Jazz Diary 杉田宏樹のジャズダイアリー
セブンオークスとコラボレートしている音楽評論家の杉田宏樹さんによる「ライブ・ダイアリー」です。
衝撃的な舞台
2008年07月14日
松たか子の舞台に通うようになって10年あまり。1年に3回の演目がほぼ定例になっている。「ラ・マンチャの男」に続く今年2回目の舞台は、「SISTERS」。渋谷・パルコ劇場に足を運んだ。この小屋には5年前に幸四郎さん、紀保さんと共演した「夏ホテル」以来の来場となる。役者がマイクを使用しないので、地金が明らかになる点でも、演劇ファンにはたまらないのだろう。阿佐ヶ谷スパイダースを主宰する作・演出家=長塚圭史の舞台を観るのは、今回が初めて。ということでほとんど先入観なしに臨んだのだが、内容は衝撃的だった。たかちゃんは暗い過去を抱える新婚さんという役柄で、次第にその過去が明らかになる設定。そこに近親相姦とエディプス・コンプレックスが絡み合い、終盤に向けて舞台は壮絶なシーンが展開される。
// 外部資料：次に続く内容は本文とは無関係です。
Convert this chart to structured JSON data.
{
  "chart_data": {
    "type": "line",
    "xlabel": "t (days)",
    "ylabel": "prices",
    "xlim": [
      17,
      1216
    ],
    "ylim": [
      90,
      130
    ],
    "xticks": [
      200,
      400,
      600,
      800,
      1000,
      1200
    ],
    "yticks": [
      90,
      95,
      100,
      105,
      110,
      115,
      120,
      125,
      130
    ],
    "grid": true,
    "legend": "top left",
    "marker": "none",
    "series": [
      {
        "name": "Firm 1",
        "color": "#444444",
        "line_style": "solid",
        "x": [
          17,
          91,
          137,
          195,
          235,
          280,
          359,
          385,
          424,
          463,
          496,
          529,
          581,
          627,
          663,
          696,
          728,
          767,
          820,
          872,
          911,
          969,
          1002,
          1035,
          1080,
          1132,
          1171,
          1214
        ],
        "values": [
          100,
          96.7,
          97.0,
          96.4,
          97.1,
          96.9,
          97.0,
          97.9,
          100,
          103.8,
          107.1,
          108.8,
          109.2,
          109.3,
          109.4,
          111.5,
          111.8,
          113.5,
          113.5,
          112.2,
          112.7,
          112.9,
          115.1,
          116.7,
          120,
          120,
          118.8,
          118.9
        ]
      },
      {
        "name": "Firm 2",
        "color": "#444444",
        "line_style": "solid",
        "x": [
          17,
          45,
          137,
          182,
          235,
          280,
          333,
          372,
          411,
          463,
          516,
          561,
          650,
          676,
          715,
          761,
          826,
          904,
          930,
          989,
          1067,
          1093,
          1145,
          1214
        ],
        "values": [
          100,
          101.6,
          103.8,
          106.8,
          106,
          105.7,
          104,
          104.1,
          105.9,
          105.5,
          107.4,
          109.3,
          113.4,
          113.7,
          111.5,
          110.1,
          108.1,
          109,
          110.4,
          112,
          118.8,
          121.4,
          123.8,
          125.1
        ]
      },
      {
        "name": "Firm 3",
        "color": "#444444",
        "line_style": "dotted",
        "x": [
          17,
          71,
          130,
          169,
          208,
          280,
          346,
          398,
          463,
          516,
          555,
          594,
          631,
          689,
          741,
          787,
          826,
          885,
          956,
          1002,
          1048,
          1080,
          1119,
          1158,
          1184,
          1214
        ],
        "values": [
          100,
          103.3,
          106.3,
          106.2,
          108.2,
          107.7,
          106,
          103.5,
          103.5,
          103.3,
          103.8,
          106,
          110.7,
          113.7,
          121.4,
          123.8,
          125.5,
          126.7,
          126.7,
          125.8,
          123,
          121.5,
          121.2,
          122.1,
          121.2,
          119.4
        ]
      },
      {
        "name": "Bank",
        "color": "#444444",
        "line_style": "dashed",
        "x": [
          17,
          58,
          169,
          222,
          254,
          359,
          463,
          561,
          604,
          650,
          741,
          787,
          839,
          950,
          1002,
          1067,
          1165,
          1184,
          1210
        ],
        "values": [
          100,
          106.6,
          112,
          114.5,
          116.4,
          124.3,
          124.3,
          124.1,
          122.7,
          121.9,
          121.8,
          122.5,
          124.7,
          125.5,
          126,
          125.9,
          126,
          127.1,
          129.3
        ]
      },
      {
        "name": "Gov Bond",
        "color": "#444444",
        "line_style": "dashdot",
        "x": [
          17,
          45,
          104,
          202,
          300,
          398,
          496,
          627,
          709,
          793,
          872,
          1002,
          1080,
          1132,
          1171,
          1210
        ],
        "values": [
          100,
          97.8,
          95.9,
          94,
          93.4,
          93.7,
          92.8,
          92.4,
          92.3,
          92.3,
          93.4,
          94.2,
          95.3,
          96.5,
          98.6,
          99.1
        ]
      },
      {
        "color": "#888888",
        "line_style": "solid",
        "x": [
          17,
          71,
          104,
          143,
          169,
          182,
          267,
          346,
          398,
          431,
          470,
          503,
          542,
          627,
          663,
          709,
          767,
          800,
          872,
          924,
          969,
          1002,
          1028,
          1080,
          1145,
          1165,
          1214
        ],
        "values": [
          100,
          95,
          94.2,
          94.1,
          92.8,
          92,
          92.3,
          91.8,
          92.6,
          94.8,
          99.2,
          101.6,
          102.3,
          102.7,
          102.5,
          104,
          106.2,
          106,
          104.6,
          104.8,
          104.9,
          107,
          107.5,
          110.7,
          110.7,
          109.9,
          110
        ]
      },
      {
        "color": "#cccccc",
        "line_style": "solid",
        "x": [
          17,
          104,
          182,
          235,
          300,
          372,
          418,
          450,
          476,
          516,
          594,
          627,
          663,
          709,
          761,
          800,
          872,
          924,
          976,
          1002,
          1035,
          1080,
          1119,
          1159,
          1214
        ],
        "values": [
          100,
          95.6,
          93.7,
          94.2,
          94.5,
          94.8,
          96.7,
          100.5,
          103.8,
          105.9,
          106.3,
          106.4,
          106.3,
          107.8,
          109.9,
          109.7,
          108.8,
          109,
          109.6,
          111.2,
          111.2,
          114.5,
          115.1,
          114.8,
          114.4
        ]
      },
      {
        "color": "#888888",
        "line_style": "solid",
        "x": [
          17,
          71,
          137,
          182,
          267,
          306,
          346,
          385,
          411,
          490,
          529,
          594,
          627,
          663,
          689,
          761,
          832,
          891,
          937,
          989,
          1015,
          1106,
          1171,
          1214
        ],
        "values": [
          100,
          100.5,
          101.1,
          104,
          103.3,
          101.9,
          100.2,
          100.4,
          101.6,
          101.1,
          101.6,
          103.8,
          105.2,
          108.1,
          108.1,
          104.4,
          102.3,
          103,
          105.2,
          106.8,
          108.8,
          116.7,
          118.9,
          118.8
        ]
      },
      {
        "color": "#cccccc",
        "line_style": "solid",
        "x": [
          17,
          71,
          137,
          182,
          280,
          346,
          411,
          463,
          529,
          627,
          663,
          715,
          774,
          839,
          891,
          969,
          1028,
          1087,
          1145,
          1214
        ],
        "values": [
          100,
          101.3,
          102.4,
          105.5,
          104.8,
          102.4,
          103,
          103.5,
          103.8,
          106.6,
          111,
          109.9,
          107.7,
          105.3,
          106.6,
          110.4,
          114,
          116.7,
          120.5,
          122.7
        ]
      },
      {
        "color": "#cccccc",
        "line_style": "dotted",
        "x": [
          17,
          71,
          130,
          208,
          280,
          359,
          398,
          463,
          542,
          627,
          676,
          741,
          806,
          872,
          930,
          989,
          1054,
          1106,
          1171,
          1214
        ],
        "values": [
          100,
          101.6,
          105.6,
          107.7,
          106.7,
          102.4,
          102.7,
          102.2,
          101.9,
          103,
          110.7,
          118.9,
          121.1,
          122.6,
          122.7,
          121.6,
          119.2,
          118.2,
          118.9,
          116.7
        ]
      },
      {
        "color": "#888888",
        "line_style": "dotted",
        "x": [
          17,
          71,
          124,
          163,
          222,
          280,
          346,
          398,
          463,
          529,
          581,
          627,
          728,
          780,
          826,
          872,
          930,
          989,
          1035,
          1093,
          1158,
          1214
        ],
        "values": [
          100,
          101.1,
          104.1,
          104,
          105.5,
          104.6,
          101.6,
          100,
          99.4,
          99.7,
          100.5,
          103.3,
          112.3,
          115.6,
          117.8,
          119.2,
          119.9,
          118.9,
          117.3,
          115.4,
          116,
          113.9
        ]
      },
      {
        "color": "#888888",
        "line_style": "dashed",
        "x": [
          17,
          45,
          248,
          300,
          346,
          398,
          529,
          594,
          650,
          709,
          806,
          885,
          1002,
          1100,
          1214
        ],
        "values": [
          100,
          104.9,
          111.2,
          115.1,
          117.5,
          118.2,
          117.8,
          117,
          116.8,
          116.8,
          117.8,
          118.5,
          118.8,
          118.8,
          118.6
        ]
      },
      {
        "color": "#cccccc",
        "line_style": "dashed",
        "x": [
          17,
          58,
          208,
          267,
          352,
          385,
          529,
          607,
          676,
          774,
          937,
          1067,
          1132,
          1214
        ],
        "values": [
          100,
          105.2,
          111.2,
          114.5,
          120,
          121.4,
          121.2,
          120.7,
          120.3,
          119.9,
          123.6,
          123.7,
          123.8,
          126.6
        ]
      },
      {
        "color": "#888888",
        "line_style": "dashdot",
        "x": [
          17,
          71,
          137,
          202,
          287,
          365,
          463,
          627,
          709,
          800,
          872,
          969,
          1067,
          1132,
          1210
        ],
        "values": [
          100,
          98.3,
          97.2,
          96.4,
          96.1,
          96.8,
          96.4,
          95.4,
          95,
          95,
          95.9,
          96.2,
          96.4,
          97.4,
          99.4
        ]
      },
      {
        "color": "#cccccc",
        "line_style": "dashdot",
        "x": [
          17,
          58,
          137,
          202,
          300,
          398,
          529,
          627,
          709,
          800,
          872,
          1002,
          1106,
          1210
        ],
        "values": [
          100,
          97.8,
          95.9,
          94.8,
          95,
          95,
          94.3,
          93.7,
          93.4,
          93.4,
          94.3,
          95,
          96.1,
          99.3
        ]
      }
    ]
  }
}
これまでの舞台でもフットワークの良さを実証済みのたかちゃんが、今回は男を刺殺する役を見事に演じ切った。この芝居でなければ聞けないセリフの数々にも圧倒された。トラウマに火がついて、狂人へと変貌する様の壮絶な演技はかつてなかったほどの熱演。決してハッピー・エンドではなく、重い感覚が残るのだが、家族や人間関係のあり方を再考させられる点で、たかちゃんのキャリアにもプラスになったはず。この役を引き受けたたかちゃんに拍手を送りたいと思った。